Who should attend?  We are looking for residents of these communities, ages 45-65 and other younger-thinking older adults who are creative and who are ready to bring ideas and action to the table. The gathering in your neighborhood will be held on Thursday, March 3, from 5:30 until 8:30 at the Garfield Community Center, located at 2323 East Cherry St.  Attendees must pre-register to attend a gathering.  Please go to:  www.seniorservices.org, then click on Aging Your Way to register online.   If you have questions or would prefer to talk to someone in person, please contact Sabrina Jones at 206-268-6702.

Feb 10, 2011

2200 East Madison Street: another Design Review Hearing

revised plan for 22nd Ave. Click to enlarge. Compare with previous plan
At the first Early Design Guidance Hearing for this proposed assisted living facility at 22nd & Madison, the Design Review Board liked much of the plan, but really didn't like the plans for the 22nd Avenue side of the building, and sent the architects back to try again!

The architects kindly shared their revised plans with us,  and will be eagerly awaiting your comments at the second Early Design Guidance Hearing, at 6:30 PM on Wednesday, February 16,  at Seattle Vocational Institute, 2120 S Jackson St. ( see DPD link,  my report on previous hearing and the Design Review Board report).

On a brief glance it appears to me that the architects have done much of what the board requested, though the changes have resulted in the loss of the mini-park and the moving of the traffic entrance yet further into the residential street (22nd Ave. E.). I encourage you to look at their design, and come to the meeting with your constructive comments ready.

Fratelli's development underway

Took this movie (and this one and this one) recently at the now busy building site on the NW corner of 19th & Madison, former home of the Fratelli's Cows.

The project was planned way back in 2001, and you'll have to visit the old Miller Park website to read the planning notes & reports (here's my one page version). The Capitol Hill Seattle blog has some up to date news about the project.

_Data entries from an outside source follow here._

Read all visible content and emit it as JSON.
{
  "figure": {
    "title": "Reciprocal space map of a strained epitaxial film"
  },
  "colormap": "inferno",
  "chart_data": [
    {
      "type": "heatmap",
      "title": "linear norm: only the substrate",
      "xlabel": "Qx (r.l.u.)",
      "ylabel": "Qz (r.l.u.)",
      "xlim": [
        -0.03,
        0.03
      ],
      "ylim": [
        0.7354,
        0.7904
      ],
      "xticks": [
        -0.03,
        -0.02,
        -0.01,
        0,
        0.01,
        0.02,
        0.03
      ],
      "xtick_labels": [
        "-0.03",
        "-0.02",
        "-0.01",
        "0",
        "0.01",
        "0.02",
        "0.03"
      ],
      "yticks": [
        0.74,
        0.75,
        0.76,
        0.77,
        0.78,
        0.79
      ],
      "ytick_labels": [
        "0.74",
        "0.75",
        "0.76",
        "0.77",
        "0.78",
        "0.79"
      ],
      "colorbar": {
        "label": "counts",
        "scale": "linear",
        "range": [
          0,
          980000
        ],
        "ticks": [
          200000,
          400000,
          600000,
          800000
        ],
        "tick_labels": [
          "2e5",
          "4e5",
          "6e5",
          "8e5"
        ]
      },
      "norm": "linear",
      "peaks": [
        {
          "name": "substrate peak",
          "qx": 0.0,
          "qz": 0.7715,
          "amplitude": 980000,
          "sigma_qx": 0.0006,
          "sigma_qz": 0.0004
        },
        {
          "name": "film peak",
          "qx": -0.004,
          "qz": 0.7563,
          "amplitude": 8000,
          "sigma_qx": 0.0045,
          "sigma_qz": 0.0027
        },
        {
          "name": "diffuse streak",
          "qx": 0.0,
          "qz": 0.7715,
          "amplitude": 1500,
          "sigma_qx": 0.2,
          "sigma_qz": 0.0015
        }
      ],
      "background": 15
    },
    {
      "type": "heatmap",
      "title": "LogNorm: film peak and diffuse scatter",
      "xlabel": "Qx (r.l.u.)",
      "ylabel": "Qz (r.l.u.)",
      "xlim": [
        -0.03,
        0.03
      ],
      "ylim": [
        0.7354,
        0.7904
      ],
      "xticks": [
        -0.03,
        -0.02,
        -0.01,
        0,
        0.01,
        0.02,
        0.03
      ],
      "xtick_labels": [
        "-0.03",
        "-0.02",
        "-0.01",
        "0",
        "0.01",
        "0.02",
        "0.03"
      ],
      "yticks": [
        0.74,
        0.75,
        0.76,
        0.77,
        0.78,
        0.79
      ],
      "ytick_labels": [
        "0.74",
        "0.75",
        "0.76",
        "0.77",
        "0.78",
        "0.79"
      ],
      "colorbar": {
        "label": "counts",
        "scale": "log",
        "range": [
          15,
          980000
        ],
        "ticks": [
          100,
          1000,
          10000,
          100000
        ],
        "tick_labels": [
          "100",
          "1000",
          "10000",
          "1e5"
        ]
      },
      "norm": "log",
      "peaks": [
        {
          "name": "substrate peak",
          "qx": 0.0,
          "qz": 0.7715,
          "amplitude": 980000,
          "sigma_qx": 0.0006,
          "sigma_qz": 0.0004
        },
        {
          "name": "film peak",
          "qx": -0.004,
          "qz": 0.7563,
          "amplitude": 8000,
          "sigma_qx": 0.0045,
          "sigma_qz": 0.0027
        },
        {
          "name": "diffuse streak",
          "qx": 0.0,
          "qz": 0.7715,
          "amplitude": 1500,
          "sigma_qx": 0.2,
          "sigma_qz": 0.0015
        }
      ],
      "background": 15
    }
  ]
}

Herewith a few thoughts, from the memory banks: 

In brief: planned 2001 - 2002 by Val Thomas, well known developer/architect who built the 19th Ave Lofts across street from project. Architect is Sam Cameron, who [as I recall] did the Design Review presentations way back then (as part of Streeter Architects: Mel Streeter [now deceased] was premier African-American architect in Seattle.)

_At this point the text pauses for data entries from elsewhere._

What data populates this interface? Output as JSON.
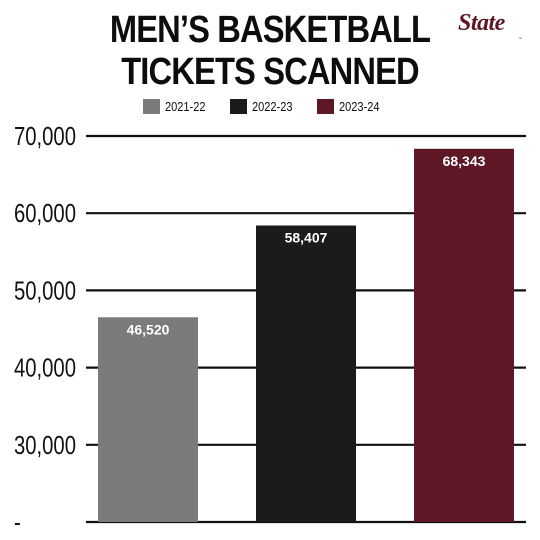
{
  "title_lines": [
    "MEN’S BASKETBALL",
    "TICKETS SCANNED"
  ],
  "logo": {
    "text": "State",
    "mark": "™"
  },
  "colors": {
    "text": "#111111",
    "gridline": "#111111",
    "series": [
      "#7b7b7b",
      "#1b1b1b",
      "#5d1725"
    ],
    "data_label": "#ffffff"
  },
  "chart_data": {
    "type": "bar",
    "title": "MEN’S BASKETBALL TICKETS SCANNED",
    "categories": [
      "2021-22",
      "2022-23",
      "2023-24"
    ],
    "values": [
      46520,
      58407,
      68343
    ],
    "data_labels": [
      "46,520",
      "58,407",
      "68,343"
    ],
    "legend": [
      "2021-22",
      "2022-23",
      "2023-24"
    ],
    "legend_position": "top-center",
    "xlabel": "",
    "ylabel": "",
    "ylim": [
      20000,
      70000
    ],
    "yticks": [
      20000,
      30000,
      40000,
      50000,
      60000,
      70000
    ],
    "ytick_labels": [
      "-",
      "30,000",
      "40,000",
      "50,000",
      "60,000",
      "70,000"
    ],
    "grid": true
  }
}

Sam is now at: RolludaArchitects.com

Sam Cameron contacted me recently:

 I am the chair of the Mount Zion Building Ministry and we have been working on a master plan for the Mount Zion Campus.  We are in the process of sharing that vision with members of the community.

(See http://www.dkarch.com/project.php?id=16 for a previous [2004 era] view of their vision)

I met with Sam and another Mt. Zion representative: they are planning a community meeting in February to share Mt. Zion's development plans with the community. They need an upzone as part of their master plan, and hence want to share their plans the neighborhood.

They took my suggestion that we use the meeting to update neighbors on the general state of Madison Street development.  Val Thomas and Jim Mueller will be there as will people from the 2200 E. Madison Street development.